Speculation regarding the Trump initiated face to face with Buhari centers on the potential threat of Boko Haram on Nigeria—the U.S.’s largest trading partner in sub-Saharan Africa. Despite Trump’s alleged reference to African nations as “s—hole countries”, US dependence on Nigerian oil has increased dramatically with imports jumping threefold in 2016 driven by uncertainties in Iran and Venezuela.
And today, Trump announced a $600 million deal with Nigeria over the sale of military aircraft, weapons, and intelligence training to support the fight against the Boko Haram. (Talk about having your cake and eating it too.)
As for Nigerian interest in the United States, Buhari needs help to address two huge social problems in Nigeria: the fact that 70% of Nigerians live in abject poverty, and that more than 50% of the country’s young people are jobless. To alleviate poverty and create jobs Nigeria needs to export more non-oil products to the US., particularly in sectors with strong demand in the U.S. like value added agricultural products, leather, food, spices, and beverages.
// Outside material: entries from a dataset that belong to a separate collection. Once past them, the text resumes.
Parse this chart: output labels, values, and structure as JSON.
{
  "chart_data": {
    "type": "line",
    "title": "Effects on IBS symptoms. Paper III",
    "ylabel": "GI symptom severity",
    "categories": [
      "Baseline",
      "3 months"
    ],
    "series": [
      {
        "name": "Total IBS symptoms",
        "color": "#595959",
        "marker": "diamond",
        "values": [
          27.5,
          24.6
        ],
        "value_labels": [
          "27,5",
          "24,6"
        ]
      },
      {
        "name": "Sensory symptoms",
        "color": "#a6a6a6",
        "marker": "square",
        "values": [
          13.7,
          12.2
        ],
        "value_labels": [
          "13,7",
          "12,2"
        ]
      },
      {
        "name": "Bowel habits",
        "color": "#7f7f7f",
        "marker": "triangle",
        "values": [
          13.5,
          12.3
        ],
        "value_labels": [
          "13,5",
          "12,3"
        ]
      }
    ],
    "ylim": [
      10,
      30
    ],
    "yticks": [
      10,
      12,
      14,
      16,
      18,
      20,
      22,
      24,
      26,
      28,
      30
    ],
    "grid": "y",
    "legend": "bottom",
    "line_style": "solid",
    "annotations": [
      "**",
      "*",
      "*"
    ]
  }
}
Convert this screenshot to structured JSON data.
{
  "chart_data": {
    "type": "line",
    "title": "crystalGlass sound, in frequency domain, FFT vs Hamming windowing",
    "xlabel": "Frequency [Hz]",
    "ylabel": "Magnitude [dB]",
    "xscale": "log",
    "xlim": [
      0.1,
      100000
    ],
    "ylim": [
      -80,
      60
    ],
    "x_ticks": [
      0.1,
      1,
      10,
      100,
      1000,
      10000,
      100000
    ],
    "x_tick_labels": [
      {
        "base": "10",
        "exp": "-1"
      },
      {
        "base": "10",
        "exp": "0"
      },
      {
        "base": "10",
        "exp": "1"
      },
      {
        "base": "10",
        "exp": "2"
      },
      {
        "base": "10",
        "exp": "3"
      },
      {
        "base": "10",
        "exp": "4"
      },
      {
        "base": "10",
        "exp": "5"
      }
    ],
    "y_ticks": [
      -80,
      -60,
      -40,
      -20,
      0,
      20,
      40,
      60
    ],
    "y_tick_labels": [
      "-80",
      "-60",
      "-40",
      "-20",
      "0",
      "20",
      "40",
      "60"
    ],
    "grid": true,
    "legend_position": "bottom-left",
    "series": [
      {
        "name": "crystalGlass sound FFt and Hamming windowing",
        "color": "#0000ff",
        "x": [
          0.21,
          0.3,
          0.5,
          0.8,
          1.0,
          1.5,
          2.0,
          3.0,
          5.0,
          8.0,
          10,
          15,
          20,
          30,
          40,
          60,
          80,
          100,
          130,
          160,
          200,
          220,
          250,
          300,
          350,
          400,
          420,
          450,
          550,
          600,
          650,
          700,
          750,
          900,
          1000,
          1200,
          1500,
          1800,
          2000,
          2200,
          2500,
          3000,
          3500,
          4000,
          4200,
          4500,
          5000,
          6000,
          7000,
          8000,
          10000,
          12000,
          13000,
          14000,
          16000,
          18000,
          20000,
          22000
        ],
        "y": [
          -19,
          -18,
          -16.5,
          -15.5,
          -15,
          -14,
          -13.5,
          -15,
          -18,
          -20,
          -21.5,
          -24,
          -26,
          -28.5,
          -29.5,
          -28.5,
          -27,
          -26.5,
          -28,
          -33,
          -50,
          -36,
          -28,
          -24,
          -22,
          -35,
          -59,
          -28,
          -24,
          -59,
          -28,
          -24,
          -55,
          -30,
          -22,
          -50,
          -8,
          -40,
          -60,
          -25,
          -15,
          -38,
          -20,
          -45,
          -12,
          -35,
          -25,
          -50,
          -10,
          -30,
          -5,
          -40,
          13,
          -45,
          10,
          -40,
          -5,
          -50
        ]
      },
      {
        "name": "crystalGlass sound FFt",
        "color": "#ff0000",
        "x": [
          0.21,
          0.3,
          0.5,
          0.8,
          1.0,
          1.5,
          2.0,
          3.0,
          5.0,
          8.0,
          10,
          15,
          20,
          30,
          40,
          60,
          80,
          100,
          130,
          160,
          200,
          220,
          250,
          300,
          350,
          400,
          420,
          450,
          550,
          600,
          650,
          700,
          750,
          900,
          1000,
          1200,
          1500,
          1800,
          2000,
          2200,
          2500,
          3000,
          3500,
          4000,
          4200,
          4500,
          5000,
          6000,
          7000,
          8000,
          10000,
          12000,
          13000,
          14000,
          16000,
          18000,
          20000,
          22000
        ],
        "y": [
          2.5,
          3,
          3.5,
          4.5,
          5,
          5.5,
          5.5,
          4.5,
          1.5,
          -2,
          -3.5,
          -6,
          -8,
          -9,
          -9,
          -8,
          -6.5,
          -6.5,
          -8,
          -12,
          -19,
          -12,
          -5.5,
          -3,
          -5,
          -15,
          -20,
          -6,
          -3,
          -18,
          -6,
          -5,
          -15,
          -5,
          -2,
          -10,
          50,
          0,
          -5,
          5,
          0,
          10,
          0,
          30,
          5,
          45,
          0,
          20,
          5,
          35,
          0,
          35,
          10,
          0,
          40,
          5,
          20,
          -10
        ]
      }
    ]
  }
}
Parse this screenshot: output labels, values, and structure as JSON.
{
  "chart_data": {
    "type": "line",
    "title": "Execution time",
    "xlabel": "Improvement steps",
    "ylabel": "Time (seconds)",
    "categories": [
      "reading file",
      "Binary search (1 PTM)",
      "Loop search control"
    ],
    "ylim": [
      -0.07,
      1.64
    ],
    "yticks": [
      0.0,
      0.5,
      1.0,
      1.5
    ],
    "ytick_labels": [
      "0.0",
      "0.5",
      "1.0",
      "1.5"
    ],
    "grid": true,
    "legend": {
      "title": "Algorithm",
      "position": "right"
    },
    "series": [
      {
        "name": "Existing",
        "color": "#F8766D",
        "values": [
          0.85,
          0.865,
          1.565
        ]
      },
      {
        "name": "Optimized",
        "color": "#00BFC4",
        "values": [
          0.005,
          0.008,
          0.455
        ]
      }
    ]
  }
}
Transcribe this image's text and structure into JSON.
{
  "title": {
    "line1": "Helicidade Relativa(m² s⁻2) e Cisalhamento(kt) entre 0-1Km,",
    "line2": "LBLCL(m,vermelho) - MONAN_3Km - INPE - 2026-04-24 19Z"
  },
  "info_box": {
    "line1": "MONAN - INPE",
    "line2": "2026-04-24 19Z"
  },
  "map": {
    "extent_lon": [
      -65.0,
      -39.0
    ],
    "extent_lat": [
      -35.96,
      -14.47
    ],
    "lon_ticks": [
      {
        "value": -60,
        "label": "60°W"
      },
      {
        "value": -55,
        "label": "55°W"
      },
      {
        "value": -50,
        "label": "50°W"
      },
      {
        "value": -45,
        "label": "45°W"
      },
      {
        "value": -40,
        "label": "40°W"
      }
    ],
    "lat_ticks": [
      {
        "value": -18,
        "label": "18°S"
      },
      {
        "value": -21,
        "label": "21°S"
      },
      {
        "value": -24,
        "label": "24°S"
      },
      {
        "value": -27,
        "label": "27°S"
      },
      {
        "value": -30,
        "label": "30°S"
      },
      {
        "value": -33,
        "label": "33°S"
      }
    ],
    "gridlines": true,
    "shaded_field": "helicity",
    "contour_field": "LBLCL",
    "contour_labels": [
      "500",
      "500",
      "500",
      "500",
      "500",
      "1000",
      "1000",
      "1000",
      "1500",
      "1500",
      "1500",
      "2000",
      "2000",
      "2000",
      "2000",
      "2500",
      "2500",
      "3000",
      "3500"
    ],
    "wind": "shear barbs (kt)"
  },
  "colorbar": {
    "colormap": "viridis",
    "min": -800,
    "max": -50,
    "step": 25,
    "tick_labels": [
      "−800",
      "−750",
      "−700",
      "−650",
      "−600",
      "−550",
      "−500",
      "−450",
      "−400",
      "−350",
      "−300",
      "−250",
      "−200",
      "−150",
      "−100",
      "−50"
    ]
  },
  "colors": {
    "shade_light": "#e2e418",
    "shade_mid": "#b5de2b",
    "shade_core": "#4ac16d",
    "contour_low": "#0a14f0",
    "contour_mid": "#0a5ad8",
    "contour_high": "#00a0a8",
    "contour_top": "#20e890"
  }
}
Today Buhari strongly referenced the African Growth and Opportunity Act (AGOA) as well the Trade and Investment Framework Agreement (TIFA) as the key to diversifying exports and strengthening their economy.
There are expectations that Trump might jettison the Act, or weaken some of its provisions that he deems inimical to his “America First” philosophy. Some speculate Buhari will lobby Trump for better access of Nigerian exporters to the US market through the African Growth and Opportunity Act (AGOA) enacted in 2000. The Nigerian president is arguably in a stronger position to negotiate the terms now that trade interest and commercial opportunities in sub-Saharan Africa are on the rise.
It appears both countries have strong political and economic interest in maintaining a close relationship for now.